The Department consists of a virtually self contained suite of rooms and laboratories on the lower ground floor of St Luke’s wing.
The reception area is located to right of the entrance to the Department.
This is where every patient should register when they arrive in the department.
Immediately in front of reception is a waiting area where you will be asked to wait.
We have a number of small treatment rooms where:
- The procedure will be explained by a radiographer
- Your queries and concerns will be answered
- Injections are given for the diagnostic scans
- Breath tests are performed
- Radionuclide therapies are given
- Cardiac stress tests are performed.
There are three scanning rooms each with a dual headed gamma camera.
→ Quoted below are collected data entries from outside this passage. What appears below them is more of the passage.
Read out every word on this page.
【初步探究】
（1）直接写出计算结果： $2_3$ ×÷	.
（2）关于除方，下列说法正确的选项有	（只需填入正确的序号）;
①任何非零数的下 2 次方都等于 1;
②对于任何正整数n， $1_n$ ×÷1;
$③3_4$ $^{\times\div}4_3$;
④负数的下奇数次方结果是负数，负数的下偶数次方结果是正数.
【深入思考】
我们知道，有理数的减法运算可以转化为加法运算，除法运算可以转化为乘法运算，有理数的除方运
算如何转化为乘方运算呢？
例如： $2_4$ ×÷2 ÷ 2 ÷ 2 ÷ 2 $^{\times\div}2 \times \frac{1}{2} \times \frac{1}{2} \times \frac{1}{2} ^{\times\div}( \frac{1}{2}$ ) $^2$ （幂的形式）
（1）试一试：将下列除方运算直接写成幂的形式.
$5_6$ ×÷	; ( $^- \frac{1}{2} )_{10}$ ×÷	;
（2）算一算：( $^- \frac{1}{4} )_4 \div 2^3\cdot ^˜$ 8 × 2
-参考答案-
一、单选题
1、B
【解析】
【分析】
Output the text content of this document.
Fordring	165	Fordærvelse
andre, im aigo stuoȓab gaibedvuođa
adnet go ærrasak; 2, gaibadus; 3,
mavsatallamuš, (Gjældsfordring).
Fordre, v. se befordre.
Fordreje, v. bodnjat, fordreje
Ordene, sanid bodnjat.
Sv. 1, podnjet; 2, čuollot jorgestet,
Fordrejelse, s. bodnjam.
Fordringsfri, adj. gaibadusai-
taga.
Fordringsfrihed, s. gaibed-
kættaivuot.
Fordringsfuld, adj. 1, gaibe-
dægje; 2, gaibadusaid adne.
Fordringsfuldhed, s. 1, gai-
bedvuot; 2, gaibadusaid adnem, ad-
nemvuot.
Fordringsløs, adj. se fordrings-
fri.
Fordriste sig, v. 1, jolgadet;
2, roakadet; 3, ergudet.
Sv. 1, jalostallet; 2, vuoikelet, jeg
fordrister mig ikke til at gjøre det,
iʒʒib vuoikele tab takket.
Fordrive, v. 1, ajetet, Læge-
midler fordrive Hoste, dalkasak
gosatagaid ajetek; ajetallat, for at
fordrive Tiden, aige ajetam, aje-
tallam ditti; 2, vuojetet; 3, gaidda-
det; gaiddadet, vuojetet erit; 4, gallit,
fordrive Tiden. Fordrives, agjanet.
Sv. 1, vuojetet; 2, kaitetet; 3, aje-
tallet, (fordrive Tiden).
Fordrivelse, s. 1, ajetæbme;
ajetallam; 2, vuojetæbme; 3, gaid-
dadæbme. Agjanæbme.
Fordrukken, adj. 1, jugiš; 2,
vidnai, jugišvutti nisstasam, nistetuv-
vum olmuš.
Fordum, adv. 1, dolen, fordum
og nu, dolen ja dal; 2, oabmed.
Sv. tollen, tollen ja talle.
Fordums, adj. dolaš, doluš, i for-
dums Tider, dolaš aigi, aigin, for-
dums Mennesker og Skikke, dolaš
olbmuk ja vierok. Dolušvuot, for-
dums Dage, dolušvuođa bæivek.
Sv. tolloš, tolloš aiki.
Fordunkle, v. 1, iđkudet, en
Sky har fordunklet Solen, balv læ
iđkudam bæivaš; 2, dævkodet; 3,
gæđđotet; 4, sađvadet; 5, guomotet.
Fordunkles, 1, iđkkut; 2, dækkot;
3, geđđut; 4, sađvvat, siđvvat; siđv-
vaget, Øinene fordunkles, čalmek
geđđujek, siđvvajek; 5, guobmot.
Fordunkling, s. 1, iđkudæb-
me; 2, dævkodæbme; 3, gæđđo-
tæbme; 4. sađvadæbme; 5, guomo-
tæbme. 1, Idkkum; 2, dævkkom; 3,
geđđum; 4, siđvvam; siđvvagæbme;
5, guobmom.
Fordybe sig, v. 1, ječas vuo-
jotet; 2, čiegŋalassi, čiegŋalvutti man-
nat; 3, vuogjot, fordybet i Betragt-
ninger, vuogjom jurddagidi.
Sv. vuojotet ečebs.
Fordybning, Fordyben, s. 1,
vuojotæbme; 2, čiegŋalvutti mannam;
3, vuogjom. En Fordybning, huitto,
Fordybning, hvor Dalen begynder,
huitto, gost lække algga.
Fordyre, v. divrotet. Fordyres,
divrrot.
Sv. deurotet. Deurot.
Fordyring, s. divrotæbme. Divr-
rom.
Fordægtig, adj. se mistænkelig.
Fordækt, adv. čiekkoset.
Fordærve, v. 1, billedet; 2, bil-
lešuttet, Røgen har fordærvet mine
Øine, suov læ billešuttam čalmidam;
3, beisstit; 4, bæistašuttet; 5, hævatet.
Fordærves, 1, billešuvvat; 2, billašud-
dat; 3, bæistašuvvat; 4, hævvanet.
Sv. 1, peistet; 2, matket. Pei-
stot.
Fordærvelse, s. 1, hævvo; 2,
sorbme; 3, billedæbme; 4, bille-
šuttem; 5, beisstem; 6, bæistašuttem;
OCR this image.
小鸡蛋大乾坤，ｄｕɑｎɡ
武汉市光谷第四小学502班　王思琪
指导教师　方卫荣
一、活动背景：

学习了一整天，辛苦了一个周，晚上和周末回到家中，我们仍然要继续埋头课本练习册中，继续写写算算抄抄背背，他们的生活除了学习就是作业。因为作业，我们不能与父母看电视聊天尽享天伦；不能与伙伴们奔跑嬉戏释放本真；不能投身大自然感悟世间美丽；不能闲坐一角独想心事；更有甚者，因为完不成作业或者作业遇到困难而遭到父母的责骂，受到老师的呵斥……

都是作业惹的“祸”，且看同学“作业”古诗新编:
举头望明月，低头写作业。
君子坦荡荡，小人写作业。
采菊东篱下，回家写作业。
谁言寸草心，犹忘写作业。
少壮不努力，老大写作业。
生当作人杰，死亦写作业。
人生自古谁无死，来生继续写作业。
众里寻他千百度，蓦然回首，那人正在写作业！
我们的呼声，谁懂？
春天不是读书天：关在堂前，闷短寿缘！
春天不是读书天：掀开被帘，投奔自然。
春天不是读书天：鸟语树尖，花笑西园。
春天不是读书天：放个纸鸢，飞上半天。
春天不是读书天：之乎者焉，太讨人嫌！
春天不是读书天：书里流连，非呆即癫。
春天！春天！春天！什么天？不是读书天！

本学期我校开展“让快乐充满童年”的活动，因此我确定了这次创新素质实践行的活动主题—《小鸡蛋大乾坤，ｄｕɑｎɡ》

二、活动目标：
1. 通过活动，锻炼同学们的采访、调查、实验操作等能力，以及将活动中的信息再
A gamma camera is a special camera used to take images of the inside of your body. One of our cameras is also equipped with a CT scanner. A picture of one of the departments cameras is below.
A radio pharmaceutical is a special chemical that emits a type of radioactivity called a gamma ray. There are different radio pharmaceuticals that collect in different organs and tissues. The type you are given depends on the part of the body that is to be scanned.
The radiopharmacy is where we combine the different pharmaceuticals to produce some of our radiopharmaceuticals. The other radiopharmaceuticals we buy in, as we can’t produce them here. Some are produced in a cyclotron, others are derived from nuclear reactors.
To limit the radiation exposure to patients, we use radiopharmaceuticals which decay fairly quickly (short half-life), so we have to make fresh supplies each day. If the radiopharmaceutical had a long half-life it would give a higher radiation exposure to the patient. We also supply these radiopharmaceuticals to four other hospitals in the region.
The daily supplies of radio pharmaceuticals are produced specifically for each patient. To prevent money being wasted, it is important that we are notified in advance if a patient is unable to attend.